New Pet Tips & Tricks

Keep your pet healthy

So many people run into situations where suddenly their pets can get ill or need emergency surgeries and they simply cannot afford to pay the vet bills. Many animals end up dropped off at a shelter or left with medical conditions that get worse because they cannot afford the treatment. We want to help educate pet owners on how important diet, exercise and preventative care is for their pets. Regular check ups at your local vet can help prevent major problems and pick up on early signs of possible issues. Most vets have an inexpensive monthly pet care program which includes their vaccinations, blood work and heartworm treatments. Always make sure to ask your vet if they offer such a program. There are also many great pet insurance companies which are always great to have in case of emergencies. A well exercised dog is a happy dog as the old saying goes!
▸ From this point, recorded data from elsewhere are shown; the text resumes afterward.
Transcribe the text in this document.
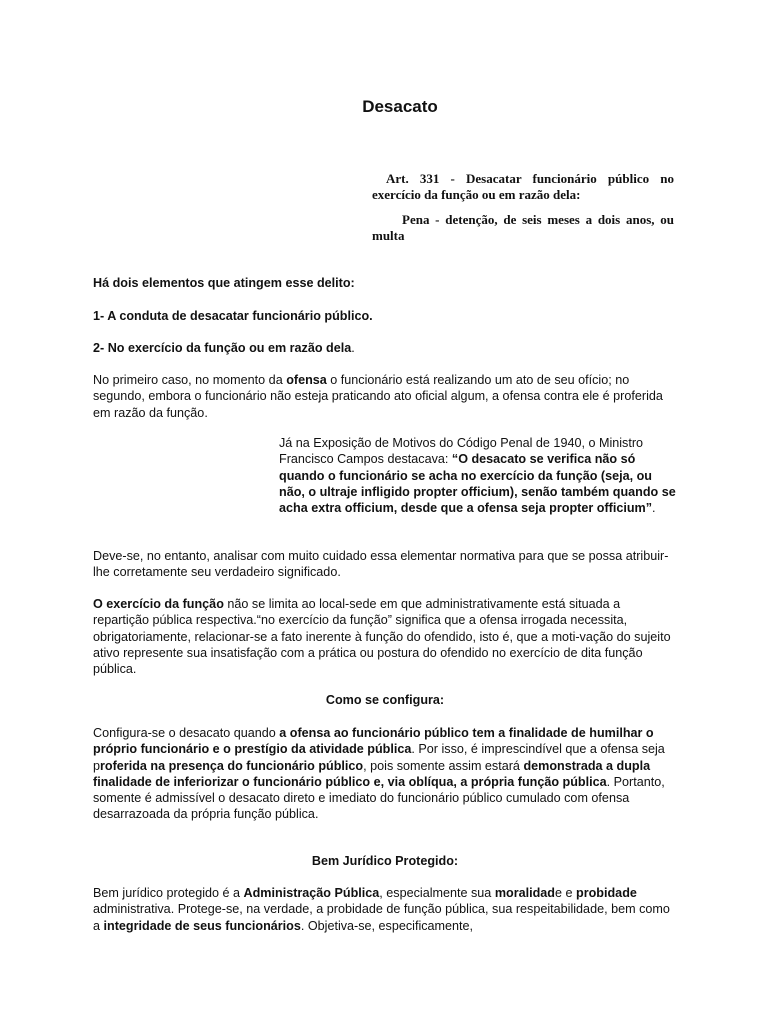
Desacato

Art. 331 - Desacatar funcionário público no exercício da função ou em razão dela:

Pena - detenção, de seis meses a dois anos, ou multa

Há dois elementos que atingem esse delito:

1- A conduta de desacatar funcionário público.

2- No exercício da função ou em razão dela.

No primeiro caso, no momento da ofensa o funcionário está realizando um ato de seu ofício; no segundo, embora o funcionário não esteja praticando ato oficial algum, a ofensa contra ele é proferida em razão da função.

Já na Exposição de Motivos do Código Penal de 1940, o Ministro Francisco Campos destacava: “O desacato se verifica não só quando o funcionário se acha no exercício da função (seja, ou não, o ultraje infligido propter officium), senão também quando se acha extra officium, desde que a ofensa seja propter officium”.

Deve-se, no entanto, analisar com muito cuidado essa elementar normativa para que se possa atribuir-lhe corretamente seu verdadeiro significado.

O exercício da função não se limita ao local-sede em que administrativamente está situada a repartição pública respectiva.“no exercício da função” significa que a ofensa irrogada necessita, obrigatoriamente, relacionar-se a fato inerente à função do ofendido, isto é, que a moti-vação do sujeito ativo represente sua insatisfação com a prática ou postura do ofendido no exercício de dita função pública.

Como se configura:

Configura-se o desacato quando a ofensa ao funcionário público tem a finalidade de humilhar o próprio funcionário e o prestígio da atividade pública. Por isso, é imprescindível que a ofensa seja proferida na presença do funcionário público, pois somente assim estará demonstrada a dupla finalidade de inferiorizar o funcionário público e, via oblíqua, a própria função pública. Portanto, somente é admissível o desacato direto e imediato do funcionário público cumulado com ofensa desarrazoada da própria função pública.

Bem Jurídico Protegido:

Bem jurídico protegido é a Administração Pública, especialmente sua moralidade e probidade administrativa. Protege-se, na verdade, a probidade de função pública, sua respeitabilidade, bem como a integridade de seus funcionários. Objetiva-se, especificamente,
This is a great way for a dog to help maintain a healthy weight, reduce heart disease, reduce stress and anxiety, provides mental stimulation and socialization skills and is a great bonding exercise for you and your dog. 

Did you know?

Your dog's paws will burn on a hot surface. When walking your dog on a hot summer's day, please be aware that the ground temps can reach triple digits and your dog's paws burn just like our feet burn on the hot black top or beach sand. If the ground is too hot for you to hold your hand on for 3 seconds or more, the ground is too hot for your dog's paws.

Your dog can get heat stroke. Dogs have a higher body temperature than we do. This means on a warm day around 75 degrees or higher, your dog can overheat and have heat stroke. In the summer time it is always best to walk your dog in the early mornings and early evenings. If you are going for a run or hike with your dog, always take water for your dog and let them stop to rest. Heatstroke can happen in just a matter of minutes. Never leave a dog in a hot car. Temperatures can soar and reach triple digits in a matter of just 3 minutes.

Your dog's poop can pass on diseases. Always pick up after your dog. It's not only the law, but common decency for other people and neighbors. Your dog's poop can also pass on diseases to other dogs while they are sniffing.

Some foods are toxic for your dog. Never feed your dog grapes, raisins, chocolate, certain mushrooms, anything sweetened with Xylitol (highly toxic), caffeine, onions, garlic, chives, leeks, macadamia nuts, avocados, rhubarb, apple seeds, leeks, cherries. Some essential oils are also toxic for your pets such as pine, pennyroyal, tea tree, cinnamon, wintergreen, citrus, peppermint, ylang ylang, sweet birch and eucalyptus oils.

Most cities, counties and states have leash laws. It is always best to to keep your dog on a leash except if you are in a dog park or dog beach which has no leash requirements. Even if your dog is friendly with other dogs, kids or people, your off leash dog may run up to another dog that is not dog friendly and they could engage in a fight and there could potentially be harm done to either dog or pet owners and a hefty vet bill or fine. Please always use common sense. Even if your dog is off leash in your yard, it could suddenly decide to chase a squirrel or something and run in front of a car and get run over. Or even worse it could end up stolen when you let it out for just a few minutes to go potty.

Always socialize your dog early. If you want your dog to be dog friendly, start to socialize it around other dogs from when it is a puppy and only after it has received all of its full vaccinations. If you do not socialize your dog, chances are it may not get along as well with other dogs and may become dog reactive or selective.

These are all pointers to help you and your pets live the best and happiest lives together. Pets are family and are a lifelong commitment so please think about this before bringing a pet home.